I don’t really mind the cattle. Fertilizer, you know. It helps to make the world go around. And they are funny to watch, especially the young ones.

But I waver from my tale. Now that I have arrived at my “golden years”, things are looking up a bit however. Not far from me they have constructed an area they call a state park. Visitors to the park often come to see me. I have been designated a state landmark you know, which means I am guaranteed a certain degree of protection by the Texas law. It’s good to know they won’t use my logs to build a church or cabin. I’d like to keep them as long as I can!

I still have to worry about fire, and the hurricanes though. My branches are not as strong as once they were, and my limbs will not sway with the wind as once they did. But the men from the state seem to have my best interest in mind. They check my condition often and are always concerned about my health.

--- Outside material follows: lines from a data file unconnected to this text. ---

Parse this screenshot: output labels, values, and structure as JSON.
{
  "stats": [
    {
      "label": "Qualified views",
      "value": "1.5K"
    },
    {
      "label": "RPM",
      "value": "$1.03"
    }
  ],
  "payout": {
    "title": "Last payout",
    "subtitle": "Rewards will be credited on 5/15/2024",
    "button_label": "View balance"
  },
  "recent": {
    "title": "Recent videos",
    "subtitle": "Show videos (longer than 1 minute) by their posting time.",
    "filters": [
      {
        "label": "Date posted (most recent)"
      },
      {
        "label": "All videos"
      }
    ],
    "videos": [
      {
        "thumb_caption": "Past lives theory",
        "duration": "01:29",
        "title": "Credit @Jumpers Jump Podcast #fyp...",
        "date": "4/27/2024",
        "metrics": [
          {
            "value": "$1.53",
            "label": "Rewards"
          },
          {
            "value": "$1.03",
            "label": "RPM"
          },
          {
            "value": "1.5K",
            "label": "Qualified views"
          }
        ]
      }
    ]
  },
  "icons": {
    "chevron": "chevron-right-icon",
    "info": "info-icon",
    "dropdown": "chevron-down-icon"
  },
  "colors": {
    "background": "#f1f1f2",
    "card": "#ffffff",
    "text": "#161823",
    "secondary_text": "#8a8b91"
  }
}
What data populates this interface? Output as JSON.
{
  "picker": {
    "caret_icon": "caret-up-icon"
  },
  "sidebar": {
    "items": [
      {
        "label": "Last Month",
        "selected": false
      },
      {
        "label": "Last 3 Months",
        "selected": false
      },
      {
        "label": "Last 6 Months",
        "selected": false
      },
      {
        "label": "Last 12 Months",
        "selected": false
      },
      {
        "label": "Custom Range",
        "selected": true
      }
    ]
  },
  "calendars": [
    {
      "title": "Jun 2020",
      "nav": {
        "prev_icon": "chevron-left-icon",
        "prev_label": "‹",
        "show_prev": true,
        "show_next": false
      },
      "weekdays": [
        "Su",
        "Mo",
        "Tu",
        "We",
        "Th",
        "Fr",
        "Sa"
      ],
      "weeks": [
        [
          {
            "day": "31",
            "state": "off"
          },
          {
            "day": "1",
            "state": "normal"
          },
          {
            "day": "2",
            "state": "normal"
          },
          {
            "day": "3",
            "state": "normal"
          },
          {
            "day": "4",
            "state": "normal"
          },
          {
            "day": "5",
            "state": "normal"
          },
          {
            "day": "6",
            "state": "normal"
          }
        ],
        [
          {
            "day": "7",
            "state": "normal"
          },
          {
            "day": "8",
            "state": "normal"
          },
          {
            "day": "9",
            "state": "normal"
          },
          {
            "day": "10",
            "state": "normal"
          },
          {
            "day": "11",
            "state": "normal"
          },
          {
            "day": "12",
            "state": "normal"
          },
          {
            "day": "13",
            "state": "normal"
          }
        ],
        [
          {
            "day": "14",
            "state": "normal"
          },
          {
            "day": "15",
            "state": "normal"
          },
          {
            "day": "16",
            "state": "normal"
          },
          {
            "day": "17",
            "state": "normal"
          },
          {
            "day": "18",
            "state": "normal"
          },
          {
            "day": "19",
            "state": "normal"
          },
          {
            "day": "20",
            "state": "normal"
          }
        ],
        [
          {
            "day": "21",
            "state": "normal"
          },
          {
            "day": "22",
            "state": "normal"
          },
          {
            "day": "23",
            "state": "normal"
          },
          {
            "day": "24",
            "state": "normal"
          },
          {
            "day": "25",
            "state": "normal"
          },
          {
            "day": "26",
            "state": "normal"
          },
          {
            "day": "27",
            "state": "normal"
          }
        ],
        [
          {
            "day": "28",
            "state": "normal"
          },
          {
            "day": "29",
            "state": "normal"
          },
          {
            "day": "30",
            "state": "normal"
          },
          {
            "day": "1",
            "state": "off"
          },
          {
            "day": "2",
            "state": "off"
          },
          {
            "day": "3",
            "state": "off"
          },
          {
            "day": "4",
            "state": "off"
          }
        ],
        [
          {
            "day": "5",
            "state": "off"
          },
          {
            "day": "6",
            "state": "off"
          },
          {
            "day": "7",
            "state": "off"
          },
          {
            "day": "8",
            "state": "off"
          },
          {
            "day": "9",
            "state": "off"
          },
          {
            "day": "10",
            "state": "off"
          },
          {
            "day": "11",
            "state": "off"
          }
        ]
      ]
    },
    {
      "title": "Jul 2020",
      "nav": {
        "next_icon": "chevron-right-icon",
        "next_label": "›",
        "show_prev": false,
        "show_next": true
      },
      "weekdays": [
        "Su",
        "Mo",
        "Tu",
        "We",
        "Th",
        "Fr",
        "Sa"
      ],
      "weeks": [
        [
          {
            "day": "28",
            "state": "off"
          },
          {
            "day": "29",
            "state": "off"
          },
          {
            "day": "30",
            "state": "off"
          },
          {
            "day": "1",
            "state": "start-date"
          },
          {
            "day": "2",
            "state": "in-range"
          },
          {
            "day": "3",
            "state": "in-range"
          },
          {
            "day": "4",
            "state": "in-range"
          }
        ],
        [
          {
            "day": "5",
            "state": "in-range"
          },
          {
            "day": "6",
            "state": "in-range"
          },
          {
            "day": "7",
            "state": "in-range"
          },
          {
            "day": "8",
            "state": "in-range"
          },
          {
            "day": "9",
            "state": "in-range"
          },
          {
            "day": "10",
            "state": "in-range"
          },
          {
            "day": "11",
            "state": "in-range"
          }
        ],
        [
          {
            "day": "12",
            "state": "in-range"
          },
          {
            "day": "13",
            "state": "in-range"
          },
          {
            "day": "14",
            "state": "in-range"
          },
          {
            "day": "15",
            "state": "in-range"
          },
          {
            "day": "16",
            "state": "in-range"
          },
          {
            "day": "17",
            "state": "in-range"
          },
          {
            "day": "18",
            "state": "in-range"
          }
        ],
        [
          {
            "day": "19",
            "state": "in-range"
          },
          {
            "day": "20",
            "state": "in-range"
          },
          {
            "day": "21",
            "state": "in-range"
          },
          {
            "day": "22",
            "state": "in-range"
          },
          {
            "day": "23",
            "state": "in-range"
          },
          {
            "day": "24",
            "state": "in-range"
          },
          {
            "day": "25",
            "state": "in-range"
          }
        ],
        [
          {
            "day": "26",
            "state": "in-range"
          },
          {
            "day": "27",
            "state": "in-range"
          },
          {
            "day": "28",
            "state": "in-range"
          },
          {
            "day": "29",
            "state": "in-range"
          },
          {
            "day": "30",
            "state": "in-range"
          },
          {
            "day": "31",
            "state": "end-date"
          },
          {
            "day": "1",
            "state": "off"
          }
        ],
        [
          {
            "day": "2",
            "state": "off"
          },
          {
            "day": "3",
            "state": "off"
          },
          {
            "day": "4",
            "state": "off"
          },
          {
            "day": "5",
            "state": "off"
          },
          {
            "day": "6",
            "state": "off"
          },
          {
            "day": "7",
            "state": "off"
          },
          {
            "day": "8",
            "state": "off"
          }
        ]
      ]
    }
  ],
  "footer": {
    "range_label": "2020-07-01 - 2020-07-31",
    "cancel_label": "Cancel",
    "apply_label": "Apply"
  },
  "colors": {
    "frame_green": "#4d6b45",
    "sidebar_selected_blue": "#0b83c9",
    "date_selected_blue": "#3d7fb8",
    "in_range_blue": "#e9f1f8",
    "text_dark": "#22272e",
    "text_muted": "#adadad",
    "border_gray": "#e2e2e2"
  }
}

Well, I am an old tree and tire easily. But next time you are in my neck of the woods, I invite to stop and visit for awhile. I am as amused by you as you are entertained by me, so I really don’t mind. We’ll talk again some time… Rothlynnmrr

Big Tree of Lamar is one of the most famous live oaks in the world. The giant tree is a charter member of the Live Oak Society of America, and has been the subject of one of Ripley’s “Believe It or Not” cartoons. It is measured to be more than 35 feet in circumference, 44 feet in height and has a crown spread of 89 feet. The Texas Forest Service estimates the tree to be over 1,000 years old. The Big Tree is also known as the Lamar Oak, Bishop’s Oak and the Goose Island Oak. It is recognized as the State Champion Coastal live oak.

DIRECTIONS:
The Big Tree is located in Goose Island State Park. Take Highway 35 north out of Rockport, cross Copano Causeway, and watch for the sign about half a mile north of the bridge (Park Road 13). Follow the signs, the Big Tree is next to the waterfront.